Вам не хотелось гулять в San Remo, потому что Вы были одни, а теперь, когда приехал Ваш брат, Вы, вероятно, много гуляете. Я завидую Вам; мне так холодно здесь.
Какие пошли радостные известия с театра войны. Одно только мне не нравится, что говорят так много о перемирии; об этом можно говорить только под стенами Константинополя.
Еще я никак не могу придумать, что нам взять за эту войну, контрибуцию? – Турции нечем заплатить. Мне очень хотелось взять Болгарию; меня уверяют, что и этого нельзя. Как Вы думаете, Петр Ильич?
Меня очень обрадовало, что симфония наша окончена, и я спешу послать прилагаемый перевод на издание ее, Петр Ильич. Быть может, Вам вздумается издать ее за границею; но, во всяком случае, Вы сделаете так, как сами найдете удобнее. Мне бы очень хотелось распространить Ваши сочинения за границею: я бы хотела всему миру показать то, что у нас хорошо.

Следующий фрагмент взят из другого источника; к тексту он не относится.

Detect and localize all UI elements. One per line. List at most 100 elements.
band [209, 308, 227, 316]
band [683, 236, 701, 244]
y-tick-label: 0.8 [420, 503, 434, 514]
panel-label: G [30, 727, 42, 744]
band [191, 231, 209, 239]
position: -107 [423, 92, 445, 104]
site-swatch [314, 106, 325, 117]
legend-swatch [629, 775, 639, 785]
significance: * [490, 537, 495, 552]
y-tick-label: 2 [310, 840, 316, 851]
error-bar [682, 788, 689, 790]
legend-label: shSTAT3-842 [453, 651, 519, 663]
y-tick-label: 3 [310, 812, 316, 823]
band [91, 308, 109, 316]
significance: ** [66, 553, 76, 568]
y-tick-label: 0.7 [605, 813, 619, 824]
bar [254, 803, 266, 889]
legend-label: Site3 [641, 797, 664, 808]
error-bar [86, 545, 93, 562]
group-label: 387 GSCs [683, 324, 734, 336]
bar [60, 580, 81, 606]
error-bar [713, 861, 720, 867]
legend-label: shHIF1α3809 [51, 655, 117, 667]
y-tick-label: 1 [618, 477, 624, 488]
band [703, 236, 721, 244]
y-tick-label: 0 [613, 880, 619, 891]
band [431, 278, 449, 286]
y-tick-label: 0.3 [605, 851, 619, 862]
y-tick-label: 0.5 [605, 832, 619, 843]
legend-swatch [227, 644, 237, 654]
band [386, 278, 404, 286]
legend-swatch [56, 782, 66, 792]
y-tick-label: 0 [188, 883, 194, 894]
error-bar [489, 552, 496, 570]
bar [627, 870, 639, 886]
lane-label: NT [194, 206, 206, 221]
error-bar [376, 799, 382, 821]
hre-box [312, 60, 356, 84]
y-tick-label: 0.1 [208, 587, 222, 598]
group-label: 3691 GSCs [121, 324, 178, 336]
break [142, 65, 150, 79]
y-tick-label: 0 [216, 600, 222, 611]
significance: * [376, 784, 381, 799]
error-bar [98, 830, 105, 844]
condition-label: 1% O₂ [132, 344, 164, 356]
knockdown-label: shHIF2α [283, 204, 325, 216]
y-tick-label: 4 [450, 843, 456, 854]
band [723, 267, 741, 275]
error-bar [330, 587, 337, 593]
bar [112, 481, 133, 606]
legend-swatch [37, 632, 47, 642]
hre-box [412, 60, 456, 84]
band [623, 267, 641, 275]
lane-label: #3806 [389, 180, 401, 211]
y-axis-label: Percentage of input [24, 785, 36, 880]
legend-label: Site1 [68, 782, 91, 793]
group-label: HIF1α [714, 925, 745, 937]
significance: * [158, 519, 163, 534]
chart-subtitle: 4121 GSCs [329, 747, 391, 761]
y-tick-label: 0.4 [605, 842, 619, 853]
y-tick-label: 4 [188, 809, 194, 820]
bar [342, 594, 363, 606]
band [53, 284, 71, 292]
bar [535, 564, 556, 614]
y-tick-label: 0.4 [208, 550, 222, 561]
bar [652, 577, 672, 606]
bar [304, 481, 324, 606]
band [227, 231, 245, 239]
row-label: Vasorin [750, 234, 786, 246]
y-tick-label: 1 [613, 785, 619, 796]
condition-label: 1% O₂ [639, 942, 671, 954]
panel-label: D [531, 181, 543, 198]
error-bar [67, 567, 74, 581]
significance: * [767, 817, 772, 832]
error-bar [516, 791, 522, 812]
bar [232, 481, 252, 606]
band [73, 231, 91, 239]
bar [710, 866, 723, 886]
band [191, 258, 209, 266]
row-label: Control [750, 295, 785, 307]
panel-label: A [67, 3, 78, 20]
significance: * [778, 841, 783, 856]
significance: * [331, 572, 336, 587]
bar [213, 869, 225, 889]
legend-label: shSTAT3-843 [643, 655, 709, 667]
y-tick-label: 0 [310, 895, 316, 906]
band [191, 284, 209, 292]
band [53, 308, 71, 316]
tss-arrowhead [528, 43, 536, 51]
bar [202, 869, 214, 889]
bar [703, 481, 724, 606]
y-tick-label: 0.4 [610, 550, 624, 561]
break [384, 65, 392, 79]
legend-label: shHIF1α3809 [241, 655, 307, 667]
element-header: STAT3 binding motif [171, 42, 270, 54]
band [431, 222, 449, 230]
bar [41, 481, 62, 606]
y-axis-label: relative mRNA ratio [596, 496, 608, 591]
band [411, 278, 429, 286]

Начавши к Вам это письмо 31 декабря, я кончаю его только 2 января по случаю несносной головной боли, которая мучит меня второй день.
Ваша Н. фон-Мекк.
Р. S. Читали ли Вы, что наш поэт Некрасов умер? Мне кажется, что он Вам не особенно нравится, а я очень люблю его сочинения.

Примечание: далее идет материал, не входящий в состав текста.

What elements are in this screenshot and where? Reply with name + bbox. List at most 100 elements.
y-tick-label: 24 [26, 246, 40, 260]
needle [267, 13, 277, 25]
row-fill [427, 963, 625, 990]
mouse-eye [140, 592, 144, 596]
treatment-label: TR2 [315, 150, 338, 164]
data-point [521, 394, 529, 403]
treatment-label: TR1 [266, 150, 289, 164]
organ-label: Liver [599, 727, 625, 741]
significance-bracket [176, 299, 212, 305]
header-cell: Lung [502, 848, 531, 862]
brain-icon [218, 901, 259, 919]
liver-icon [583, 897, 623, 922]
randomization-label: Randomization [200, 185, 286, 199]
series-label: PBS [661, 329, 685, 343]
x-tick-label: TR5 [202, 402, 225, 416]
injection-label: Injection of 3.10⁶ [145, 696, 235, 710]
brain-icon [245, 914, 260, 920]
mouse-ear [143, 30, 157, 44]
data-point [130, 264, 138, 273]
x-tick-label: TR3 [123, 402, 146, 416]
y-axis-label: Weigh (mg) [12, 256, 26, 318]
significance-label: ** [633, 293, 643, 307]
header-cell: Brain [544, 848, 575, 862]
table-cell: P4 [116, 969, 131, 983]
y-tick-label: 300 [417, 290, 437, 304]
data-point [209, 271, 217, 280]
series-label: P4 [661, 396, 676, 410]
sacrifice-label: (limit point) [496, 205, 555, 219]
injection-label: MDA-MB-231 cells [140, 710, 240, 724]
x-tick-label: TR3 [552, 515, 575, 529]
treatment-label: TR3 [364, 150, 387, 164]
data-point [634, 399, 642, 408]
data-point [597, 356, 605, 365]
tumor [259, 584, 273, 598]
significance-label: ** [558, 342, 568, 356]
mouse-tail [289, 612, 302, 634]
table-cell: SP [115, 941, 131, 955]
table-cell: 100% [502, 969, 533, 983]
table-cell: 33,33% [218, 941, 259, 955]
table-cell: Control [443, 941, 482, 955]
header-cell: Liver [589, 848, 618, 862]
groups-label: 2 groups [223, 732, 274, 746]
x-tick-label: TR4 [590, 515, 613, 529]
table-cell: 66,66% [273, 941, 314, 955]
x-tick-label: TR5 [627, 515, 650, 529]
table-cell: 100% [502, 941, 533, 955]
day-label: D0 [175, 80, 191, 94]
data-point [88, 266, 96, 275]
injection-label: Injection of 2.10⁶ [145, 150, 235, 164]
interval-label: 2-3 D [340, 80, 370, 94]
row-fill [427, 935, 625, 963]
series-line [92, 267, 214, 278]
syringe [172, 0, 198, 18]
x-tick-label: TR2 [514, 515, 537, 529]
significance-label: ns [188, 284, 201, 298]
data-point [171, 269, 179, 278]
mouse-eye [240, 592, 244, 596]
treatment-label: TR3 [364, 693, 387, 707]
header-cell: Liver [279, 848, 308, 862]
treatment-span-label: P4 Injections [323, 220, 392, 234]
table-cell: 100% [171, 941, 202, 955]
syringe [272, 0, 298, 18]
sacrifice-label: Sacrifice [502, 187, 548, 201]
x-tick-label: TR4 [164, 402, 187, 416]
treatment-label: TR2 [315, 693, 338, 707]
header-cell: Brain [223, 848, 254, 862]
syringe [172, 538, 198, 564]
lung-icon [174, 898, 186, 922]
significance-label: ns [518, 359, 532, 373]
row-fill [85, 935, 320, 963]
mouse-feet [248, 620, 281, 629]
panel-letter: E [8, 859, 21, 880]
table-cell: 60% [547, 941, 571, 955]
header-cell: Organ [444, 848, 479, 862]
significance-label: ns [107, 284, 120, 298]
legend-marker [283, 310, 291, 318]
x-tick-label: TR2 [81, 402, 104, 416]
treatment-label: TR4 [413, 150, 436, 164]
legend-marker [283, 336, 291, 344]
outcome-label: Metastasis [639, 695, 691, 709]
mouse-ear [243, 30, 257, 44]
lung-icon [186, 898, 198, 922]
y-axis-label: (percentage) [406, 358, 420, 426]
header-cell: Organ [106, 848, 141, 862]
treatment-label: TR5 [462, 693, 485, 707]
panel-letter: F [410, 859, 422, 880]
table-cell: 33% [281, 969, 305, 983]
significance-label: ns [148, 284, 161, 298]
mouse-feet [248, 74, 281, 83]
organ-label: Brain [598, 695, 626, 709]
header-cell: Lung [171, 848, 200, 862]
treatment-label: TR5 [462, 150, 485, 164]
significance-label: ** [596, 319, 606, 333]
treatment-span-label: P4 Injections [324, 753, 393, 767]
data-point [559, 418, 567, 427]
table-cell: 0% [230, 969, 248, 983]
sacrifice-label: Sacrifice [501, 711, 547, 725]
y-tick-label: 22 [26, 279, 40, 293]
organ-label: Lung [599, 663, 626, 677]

Я читаю, по Вашему указанию, биографию Гете Льюиса и восхищаюсь определением реализма автором; вот понимает его так же, как я.
76. Мекк – Чайковскому
Москва,
4 января 1878 г.
У меня есть несколько свободных минут, и мне хочется провести их с Вами, дорогой друг, хочется тем более, что мне невесело: на сердце у меня тоска, в голове безотрадное разочарование, впереди безнадежная пустота. Мне больно, мне хочется плакать так, чтобы сердце разорвалось, мне хочется самозабвения, мне хочется с ума сойти, чтобы ничего не чувствовать. Боже мой, если бы в эту минуту я могла услышать музыку, Ваше Andante из Первого квартета; в нем выражается именно-та отчаянная тоска, которую я чувствую в эту минуту. Мне кажется, что, когда бы я услышала его, у меня захватило бы дыхание, у меня в самом деле разорвалось бы сердце, и мне стало-бы легко. Вы спросите, быть может, о чем я тоскую, – то я скажу Вам только, что у меня не бывает беспричинной тоски, я знаю, о чем я тоскую, но говорить Вам не буду, во-первых, потому,. что Вам это и неинтересно, а во-вторых, потому, что причиною.

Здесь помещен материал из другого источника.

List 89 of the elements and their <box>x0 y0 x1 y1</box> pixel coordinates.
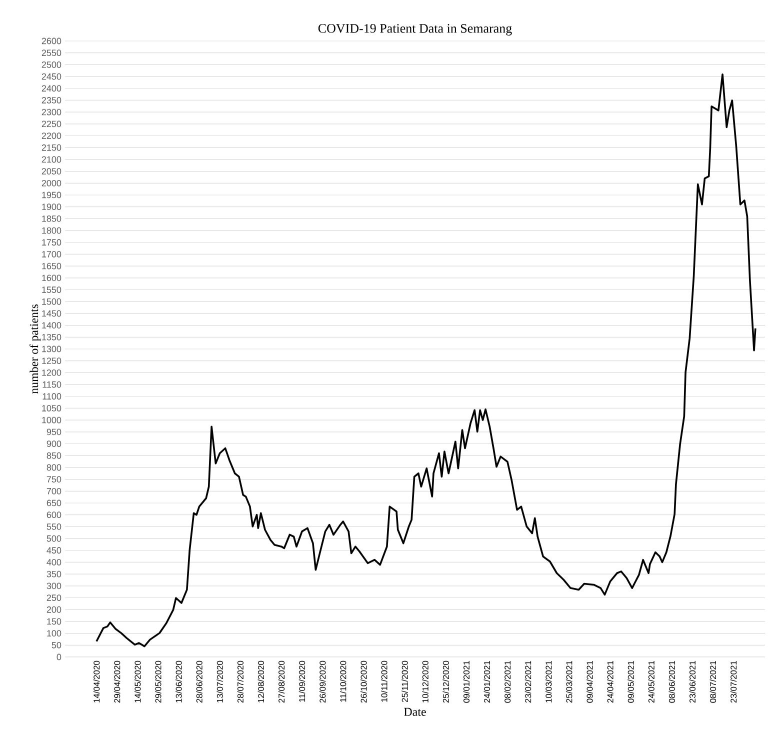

такого состояния всегда бывают люди, а я не виню людей за взаимное зло, которое они делают: никто не виноват, потому что все виноваты. Я знаю, что по мере ослабления впечатления причины тоски будет уменьшаться и сама тоска и, наконец, пройдет до нового случая. Не думайте, дорогой мой Петр Ильич, чтобы я писала это Вам для того, чтобы услышать какие-нибудь утешения, – нет, их здесь не существует, а облегчением служит для меня уже и то, что я могу сказать Вам, что я тоскую, поделиться с Вами хотя и неведомым Вам горем, а знаете эту поговорку, которую я очень люблю, в которой нахожу столько поэзии: “Разделенная радость – двойная радость, разделенное горе – половина горя”. Вот почему мне и легче, когда поговорю с Вами о своей тоске.
Когда я начала это письмо, у меня сердце раздувалось от слез, я едва водила рукой, а теперь я могу поговорить и о музыке. Знаете ли Вы, Петр Ильич, композиторов Scharwenka, Xaver et Philipp? Первый из них пишет для фортепиано, второго я знаю дуэты для скрипки с фортепиано. Мне очень нравятся они оба, и недавно я прочла в статье Bulow'a в немецком музыкальном журнале о фортепианном концерте (B-moll) X. Scharwenka, о котором он говорит, что при беглом пересмотре его ему показалось, что этот поляк заимствовал у русского, а именно у г-на Чайковского из его B-moll'ного концерта, посвященного мне (слова Bulow'a), но что по ближайшем знакомстве с этим сочинением он увидел, что он ошибся, что подражания нет, и говорит, что этот концерт очень хорош и что аккомпанемент к нему инструментован лучше, чем в шопеновских концертах, а параллель такую он проводит потому, что Scharwenka, как мне кажется, шопеновской школы, но не так плаксив, как тот, его тоска энергичнее, sa maniere de sentir est plus moderne [характер его чувствований более современен]. Я хотела достать этот концерт, но здесь его еще нет, – я поручила выписать. Знаете ли Вы еще, Петр Ильич, оперу Deslibes: “Le roi l'a dit”? Это комическая опера, и еще балет его “Coppelia”. Опера у меня есть, а балет я также поручила выписать. Благодарю Вас очень за ознакомление меня с нашими русскими композиторами. Если бы все они были никуда негодны, то довольно Вас одного, для того чтобы признать, что русская музыка сделала гигантские шаги вперед. Как жаль, Петр Ильич, что консерватория лишена Вас на этот год! Я слышу постоянно от одного из Ваших бывших учеников, что теперь совсем не то, что Вас никто заменить не может. Да еще бы, – Московская консерватория Вами держалась высоко.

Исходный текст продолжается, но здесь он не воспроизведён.